[Development] Fwd: QTextStream::readLine(0) is an ambiguous overload in 5.5

Julien Blanc julien.blanc at nmc-company.com
Mon May 18 16:00:44 CEST 2015


On 18/05/2015 15:30, Andreas Aardal Hanssen wrote:
> 2015-05-18 14:56 GMT+02:00 Alejandro Exojo <suy at badopi.org 
> <mailto:suy at badopi.org>>:
>
>     El Monday 18 May 2015, Smith Martin escribió:
>     > You omitted that toInt(&ok) is required to test ok for null,
>     which is not
>     > required if ok is a reference.
>     That's extra work in the implementation in order support a nicer
>     API to the
>     users, e.g. to support toInt() with the null value as default
>     argument, in
>     addition to the "passing a pointer makes clear that the value could be
>     modified".
>
> Very true! In fact the "opposite API" to toInt() was chosen in 
> QIODevice::getChar() to ensure that even the extra line of testing for 
> OK on the client side could be eliminated. For toInt(), it's rare that 
> the output arg needs to be tested, but for QIODevice::getChar(), it's 
> the opposite.
>
> char ch;
> if (device->getChar(&ch)) {
>     // foo
> }
>
> http://doc.qt.io/qt-5/qiodevice.html#getChar
>
> Imagine reading code like this:
>
> char ch;
> if (device->getChar(ch)) {
>     // foo, wtf is ch for??
> }

Which is exactly what the standard lib does :

<http://en.cppreference.com/w/cpp/io/basic_istream/get>  (see overload 2)
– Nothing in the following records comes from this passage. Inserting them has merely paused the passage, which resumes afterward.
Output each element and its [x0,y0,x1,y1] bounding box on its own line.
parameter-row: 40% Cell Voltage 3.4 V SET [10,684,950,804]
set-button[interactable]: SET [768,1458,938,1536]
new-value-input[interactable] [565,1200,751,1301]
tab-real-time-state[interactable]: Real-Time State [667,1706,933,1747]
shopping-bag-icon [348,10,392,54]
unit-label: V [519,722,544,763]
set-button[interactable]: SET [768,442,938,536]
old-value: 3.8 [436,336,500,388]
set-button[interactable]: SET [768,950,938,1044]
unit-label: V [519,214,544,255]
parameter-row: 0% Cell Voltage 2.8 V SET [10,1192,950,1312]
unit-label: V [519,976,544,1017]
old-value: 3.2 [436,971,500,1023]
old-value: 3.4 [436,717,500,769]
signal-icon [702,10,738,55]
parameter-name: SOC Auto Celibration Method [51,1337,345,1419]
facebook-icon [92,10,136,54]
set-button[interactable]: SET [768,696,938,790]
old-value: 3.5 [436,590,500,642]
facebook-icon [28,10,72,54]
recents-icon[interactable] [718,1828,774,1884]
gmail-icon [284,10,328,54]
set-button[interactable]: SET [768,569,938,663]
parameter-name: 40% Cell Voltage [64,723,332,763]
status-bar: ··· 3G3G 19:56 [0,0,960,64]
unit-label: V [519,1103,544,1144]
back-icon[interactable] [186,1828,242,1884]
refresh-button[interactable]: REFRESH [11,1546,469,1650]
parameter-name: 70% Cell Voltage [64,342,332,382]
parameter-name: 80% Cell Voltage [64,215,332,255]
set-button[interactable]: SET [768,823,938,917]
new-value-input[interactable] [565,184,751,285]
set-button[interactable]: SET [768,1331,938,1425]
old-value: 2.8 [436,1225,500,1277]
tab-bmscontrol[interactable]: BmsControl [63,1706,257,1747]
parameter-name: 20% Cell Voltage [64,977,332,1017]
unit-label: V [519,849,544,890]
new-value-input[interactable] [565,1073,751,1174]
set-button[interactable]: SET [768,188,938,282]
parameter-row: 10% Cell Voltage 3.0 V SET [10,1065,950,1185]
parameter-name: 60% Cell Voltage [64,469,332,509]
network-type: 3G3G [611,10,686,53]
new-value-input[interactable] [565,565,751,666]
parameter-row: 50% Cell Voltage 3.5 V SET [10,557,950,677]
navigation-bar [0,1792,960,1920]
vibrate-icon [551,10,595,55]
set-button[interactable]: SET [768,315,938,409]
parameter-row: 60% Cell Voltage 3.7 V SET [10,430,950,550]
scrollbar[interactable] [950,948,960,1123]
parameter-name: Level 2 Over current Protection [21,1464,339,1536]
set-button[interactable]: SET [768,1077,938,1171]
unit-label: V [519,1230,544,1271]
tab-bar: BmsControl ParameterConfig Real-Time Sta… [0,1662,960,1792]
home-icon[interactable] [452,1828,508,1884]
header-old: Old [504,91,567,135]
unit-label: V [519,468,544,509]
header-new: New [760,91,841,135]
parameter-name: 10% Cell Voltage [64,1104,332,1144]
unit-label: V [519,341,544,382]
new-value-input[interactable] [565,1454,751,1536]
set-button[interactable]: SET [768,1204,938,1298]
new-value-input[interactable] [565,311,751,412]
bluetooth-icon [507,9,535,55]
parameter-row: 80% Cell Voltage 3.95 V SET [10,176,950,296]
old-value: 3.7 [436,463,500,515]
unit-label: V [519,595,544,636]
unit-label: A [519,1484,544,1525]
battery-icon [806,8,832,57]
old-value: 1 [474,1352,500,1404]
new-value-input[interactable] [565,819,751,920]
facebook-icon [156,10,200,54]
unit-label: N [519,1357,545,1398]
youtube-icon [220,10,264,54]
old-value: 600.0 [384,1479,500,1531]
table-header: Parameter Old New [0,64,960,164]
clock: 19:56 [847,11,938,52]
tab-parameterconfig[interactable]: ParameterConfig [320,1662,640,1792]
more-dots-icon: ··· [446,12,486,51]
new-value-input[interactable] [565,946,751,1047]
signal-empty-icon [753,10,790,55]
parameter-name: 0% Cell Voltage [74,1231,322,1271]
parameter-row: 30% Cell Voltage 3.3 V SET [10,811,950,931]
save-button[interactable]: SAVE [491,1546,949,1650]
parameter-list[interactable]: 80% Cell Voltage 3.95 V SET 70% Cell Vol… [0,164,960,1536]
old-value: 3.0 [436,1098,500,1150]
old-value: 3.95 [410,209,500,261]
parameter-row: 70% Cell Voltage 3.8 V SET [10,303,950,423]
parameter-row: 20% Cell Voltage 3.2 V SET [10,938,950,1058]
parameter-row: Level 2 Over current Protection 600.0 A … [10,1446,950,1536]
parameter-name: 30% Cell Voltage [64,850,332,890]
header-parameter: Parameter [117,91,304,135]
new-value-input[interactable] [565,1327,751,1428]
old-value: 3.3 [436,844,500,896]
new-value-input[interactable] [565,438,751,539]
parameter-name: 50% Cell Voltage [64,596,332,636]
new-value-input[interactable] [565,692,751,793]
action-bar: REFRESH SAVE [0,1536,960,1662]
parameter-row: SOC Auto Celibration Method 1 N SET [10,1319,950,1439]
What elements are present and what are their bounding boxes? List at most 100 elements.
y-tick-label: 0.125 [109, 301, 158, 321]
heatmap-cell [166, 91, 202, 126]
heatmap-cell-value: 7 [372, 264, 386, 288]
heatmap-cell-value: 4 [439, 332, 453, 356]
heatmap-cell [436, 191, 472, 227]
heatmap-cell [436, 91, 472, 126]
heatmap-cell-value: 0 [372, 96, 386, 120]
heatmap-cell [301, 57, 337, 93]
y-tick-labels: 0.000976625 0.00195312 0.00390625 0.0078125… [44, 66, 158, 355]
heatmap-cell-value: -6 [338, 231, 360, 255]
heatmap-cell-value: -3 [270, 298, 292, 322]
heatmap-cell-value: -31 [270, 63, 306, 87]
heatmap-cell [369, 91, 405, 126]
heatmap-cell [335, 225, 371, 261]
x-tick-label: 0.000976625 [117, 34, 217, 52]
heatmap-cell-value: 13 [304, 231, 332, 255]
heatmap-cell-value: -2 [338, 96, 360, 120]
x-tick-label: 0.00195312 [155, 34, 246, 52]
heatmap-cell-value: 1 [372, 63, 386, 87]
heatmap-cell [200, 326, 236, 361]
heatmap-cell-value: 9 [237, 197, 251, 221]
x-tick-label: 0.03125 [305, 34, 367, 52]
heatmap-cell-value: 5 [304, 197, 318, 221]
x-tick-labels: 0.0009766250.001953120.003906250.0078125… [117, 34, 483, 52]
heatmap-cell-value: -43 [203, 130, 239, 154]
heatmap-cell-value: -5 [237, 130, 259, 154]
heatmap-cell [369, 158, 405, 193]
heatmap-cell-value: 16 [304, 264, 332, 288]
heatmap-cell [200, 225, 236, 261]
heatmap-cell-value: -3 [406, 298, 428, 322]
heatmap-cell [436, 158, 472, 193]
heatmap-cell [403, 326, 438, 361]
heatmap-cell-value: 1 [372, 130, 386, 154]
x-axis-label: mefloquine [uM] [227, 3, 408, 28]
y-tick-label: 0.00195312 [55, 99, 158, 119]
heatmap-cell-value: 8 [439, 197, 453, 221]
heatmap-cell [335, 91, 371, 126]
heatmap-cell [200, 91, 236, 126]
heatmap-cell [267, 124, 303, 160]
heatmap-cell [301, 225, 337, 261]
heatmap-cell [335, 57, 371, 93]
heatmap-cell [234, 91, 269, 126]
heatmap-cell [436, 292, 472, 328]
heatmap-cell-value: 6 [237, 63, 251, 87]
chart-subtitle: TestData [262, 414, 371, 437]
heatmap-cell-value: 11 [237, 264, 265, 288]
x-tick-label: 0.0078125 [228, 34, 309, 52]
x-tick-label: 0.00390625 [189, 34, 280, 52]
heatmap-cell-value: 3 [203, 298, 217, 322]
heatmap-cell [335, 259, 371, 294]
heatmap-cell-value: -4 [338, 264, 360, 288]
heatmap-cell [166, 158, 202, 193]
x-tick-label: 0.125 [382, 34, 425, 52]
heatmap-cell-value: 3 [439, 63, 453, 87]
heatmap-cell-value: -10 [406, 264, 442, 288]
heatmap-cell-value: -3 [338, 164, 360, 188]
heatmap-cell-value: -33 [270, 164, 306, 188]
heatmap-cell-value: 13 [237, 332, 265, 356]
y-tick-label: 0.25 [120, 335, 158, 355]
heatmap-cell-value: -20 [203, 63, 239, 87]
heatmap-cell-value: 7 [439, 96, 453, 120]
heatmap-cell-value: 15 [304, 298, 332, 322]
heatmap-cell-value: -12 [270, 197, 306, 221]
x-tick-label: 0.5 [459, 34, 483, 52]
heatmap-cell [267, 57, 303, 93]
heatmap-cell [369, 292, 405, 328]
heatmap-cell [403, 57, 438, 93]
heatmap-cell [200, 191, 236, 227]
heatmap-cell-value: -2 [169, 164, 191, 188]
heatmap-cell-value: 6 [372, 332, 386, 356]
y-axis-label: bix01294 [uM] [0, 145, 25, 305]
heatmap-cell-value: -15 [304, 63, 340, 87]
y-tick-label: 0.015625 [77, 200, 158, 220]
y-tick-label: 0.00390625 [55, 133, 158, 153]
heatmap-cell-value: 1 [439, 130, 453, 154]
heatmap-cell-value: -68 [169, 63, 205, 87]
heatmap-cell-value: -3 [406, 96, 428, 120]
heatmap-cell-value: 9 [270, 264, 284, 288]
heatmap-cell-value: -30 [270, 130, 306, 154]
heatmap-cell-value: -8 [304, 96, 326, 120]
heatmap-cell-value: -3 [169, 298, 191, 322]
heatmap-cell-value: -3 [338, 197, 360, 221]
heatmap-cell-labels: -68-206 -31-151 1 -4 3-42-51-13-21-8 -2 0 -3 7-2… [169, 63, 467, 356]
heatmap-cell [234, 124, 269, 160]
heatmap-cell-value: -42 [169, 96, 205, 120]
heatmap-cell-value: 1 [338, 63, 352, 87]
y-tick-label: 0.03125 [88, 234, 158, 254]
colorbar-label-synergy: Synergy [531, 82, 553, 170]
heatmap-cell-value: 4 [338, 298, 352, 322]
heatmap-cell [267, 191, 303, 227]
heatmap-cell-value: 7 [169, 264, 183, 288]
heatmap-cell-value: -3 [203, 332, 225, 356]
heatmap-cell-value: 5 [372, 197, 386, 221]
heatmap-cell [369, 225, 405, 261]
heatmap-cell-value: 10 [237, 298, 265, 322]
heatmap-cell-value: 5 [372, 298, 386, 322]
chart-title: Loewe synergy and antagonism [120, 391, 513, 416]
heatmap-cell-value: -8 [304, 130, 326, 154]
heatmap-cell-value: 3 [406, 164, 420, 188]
Notice that instead of returning a boolean, the stream is returned, 
which is then converted to a bool for testing its validity.

See also :

<http://en.cppreference.com/w/cpp/string/basic_string/getline>

So, this is common design as well, and does not seems to cause much 
trouble as long as the semantic of the operation is clear :).